Fourth of July Recipes Should Be Safer With These Tips
Food safety tips to help you avoid a trip to the emergency room on the Fourth of July.
It’s the season for firing up the grill, packing a picnic or escaping on vacation. But don’t bite into your hamburger or get that second helping of macaroni salad just yet. Hot weather and certain foods just don’t mix safely.
The biggest myth is that you can leave food out and it’s still safe to eat, said Tonia Burford, supervisor for the Division of Environmental Health at the Summit County Health District.
Put these on ice after an hour out of the fridge. And note they can become dangerous to eat if left out more than 4 hours:
- Cut tomatoes
These tips from Burford could prevent some serious food poisoning:
- Forget late-night snacks or leftovers. Toss any perishable that has been without ice for more than an hour.
- Keep cold foods cold, at temperatures below 41 degrees Fahrenheit, And keep hot foods hot, above 135 degrees Fahrenheit. Anything else is considered unsafe.
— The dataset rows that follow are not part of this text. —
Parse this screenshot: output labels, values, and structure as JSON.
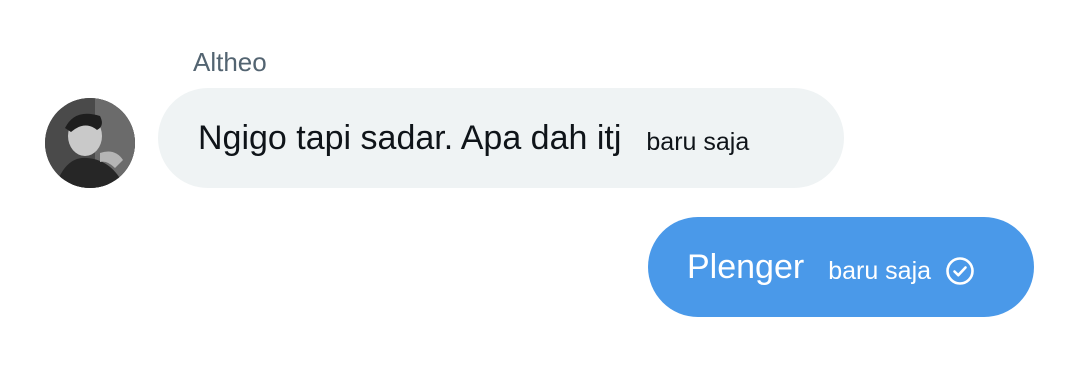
{
  "conversation": {
    "incoming": {
      "sender_name": "Altheo",
      "text": "Ngigo tapi sadar. Apa dah itj",
      "time": "baru saja"
    },
    "outgoing": {
      "text": "Plenger",
      "time": "baru saja",
      "status_icon": "check-circle-icon"
    }
  },
  "colors": {
    "incoming_bubble": "#eff3f4",
    "outgoing_bubble": "#4a99e9",
    "sender_name": "#536471",
    "text_dark": "#0f1419"
  }
}
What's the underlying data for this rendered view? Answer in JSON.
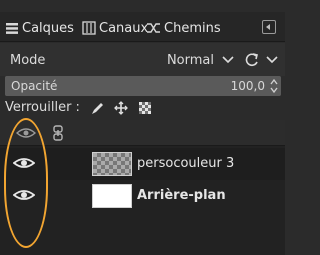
{
  "tabs": [
    {
      "label": "Calques",
      "icon": "layers-icon"
    },
    {
      "label": "Canaux",
      "icon": "channels-icon"
    },
    {
      "label": "Chemins",
      "icon": "paths-icon"
    }
  ],
  "mode": {
    "label": "Mode",
    "value": "Normal"
  },
  "opacity": {
    "label": "Opacité",
    "value": "100,0",
    "percent": 100
  },
  "lock": {
    "label": "Verrouiller :",
    "icons": [
      "lock-pixels-icon",
      "lock-position-icon",
      "lock-alpha-icon"
    ]
  },
  "layers": [
    {
      "name": "persocouleur 3",
      "thumbnail": "transparent",
      "visible": true,
      "bold": false
    },
    {
      "name": "Arrière-plan",
      "thumbnail": "white",
      "visible": true,
      "bold": true
    }
  ],
  "colors": {
    "highlight": "#f2a531",
    "background": "#2b2b2b"
  }
}
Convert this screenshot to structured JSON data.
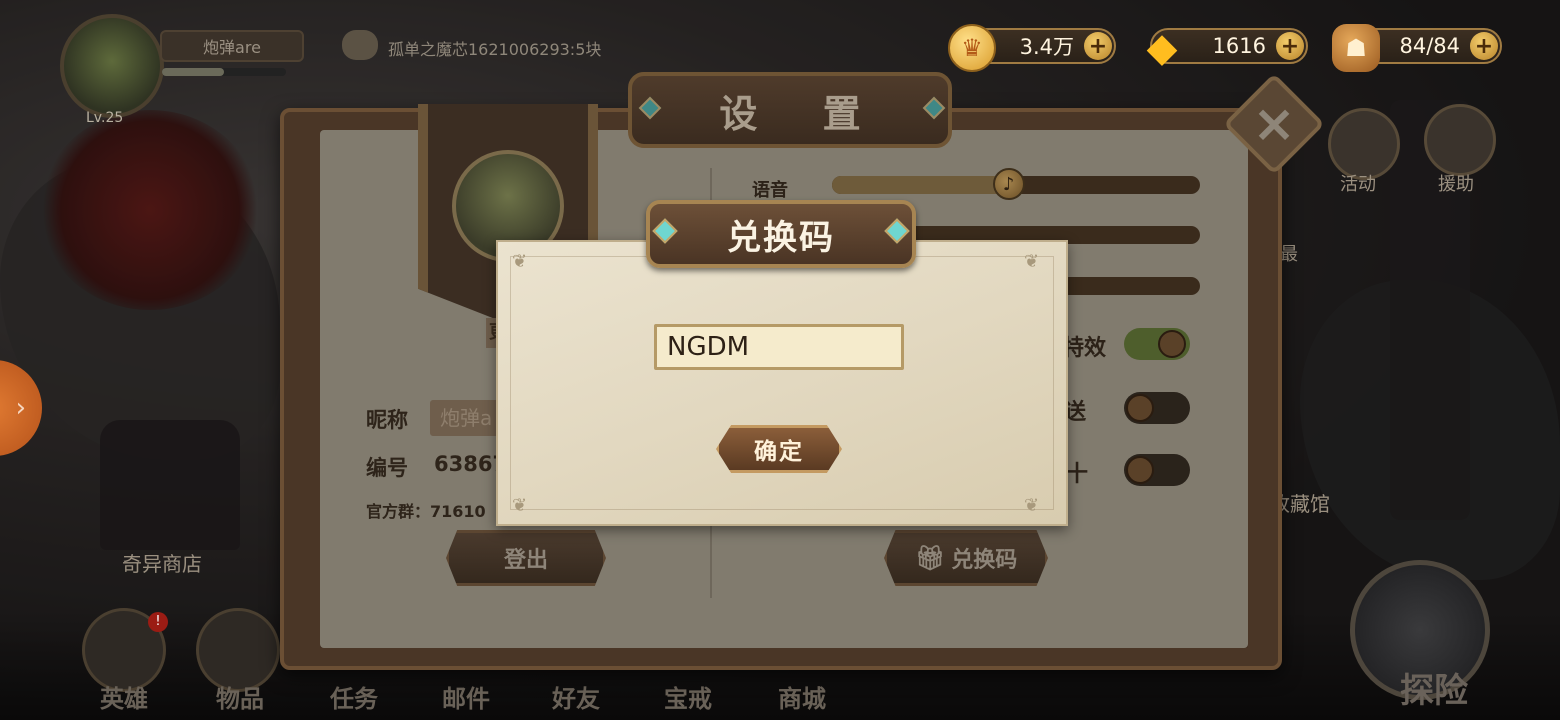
{
  "player": {
    "level": "Lv.25",
    "name": "炮弹are",
    "chat_ticker": "孤单之魔芯1621006293:5块"
  },
  "resources": [
    {
      "icon": "gold-coin-icon",
      "value": "3.4万"
    },
    {
      "icon": "diamond-icon",
      "value": "1616"
    },
    {
      "icon": "stamina-bread-icon",
      "value": "84/84"
    }
  ],
  "side_menu": {
    "activity": "活动",
    "support": "援助",
    "partial_item": "最",
    "collection": "收藏馆"
  },
  "left_scene": {
    "strange_shop": "奇异商店"
  },
  "bottom_nav": {
    "items": [
      "英雄",
      "物品",
      "任务",
      "邮件",
      "好友",
      "宝戒",
      "商城"
    ],
    "badge": "!",
    "explore": "探险"
  },
  "settings": {
    "title": "设 置",
    "voice_label": "语音",
    "nickname_label": "昵称",
    "nickname_value": "炮弹a",
    "id_label": "编号",
    "id_value": "63867",
    "official_group": "官方群：71610",
    "logout": "登出",
    "redeem_button": "兑换码",
    "toggle_1_label": "特效",
    "toggle_2_label": "送",
    "toggle_3_label": "十",
    "partial_avatar_label": "更",
    "voice_level": 0.48,
    "toggles": {
      "effects": true,
      "second": false,
      "third": false
    }
  },
  "redeem_dialog": {
    "title": "兑换码",
    "code_value": "NGDM",
    "confirm": "确定"
  },
  "colors": {
    "gold_accent": "#c49a61",
    "paper": "#e8dfca",
    "frame_wood": "#4a3626",
    "toggle_on": "#4e5e2c",
    "left_tab_orange": "#d66a28"
  }
}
- Wash hands before starting to cook and when changing tasks like handling raw chicken and fixing salad. Wipe down any surfaces, plates and utensils used, too.
- Use an insulated cooler filled with ice packs rather than ice, which could cross contaminate food. Keep a thermometer in the cooler to make sure it’s cool.
- If the cooler is going to be in the hot car all day while at a theme park Cedar Point, eat lunch first, then ride coasters — not the other way around.
- Pack non-perishables like peanut butter and jelly sandwiches, snacks, some processed cheeses and fresh fruit salad without melons. Hint: many commercially prepared salad dressings and condiments say refrigerate for quality but don’t require it.
- Use a digital meat thermometer. Wait at least 15 seconds before checking the temperature from the thickest part of the meat before serving. Recommended food temperatures can be found on the FDA website.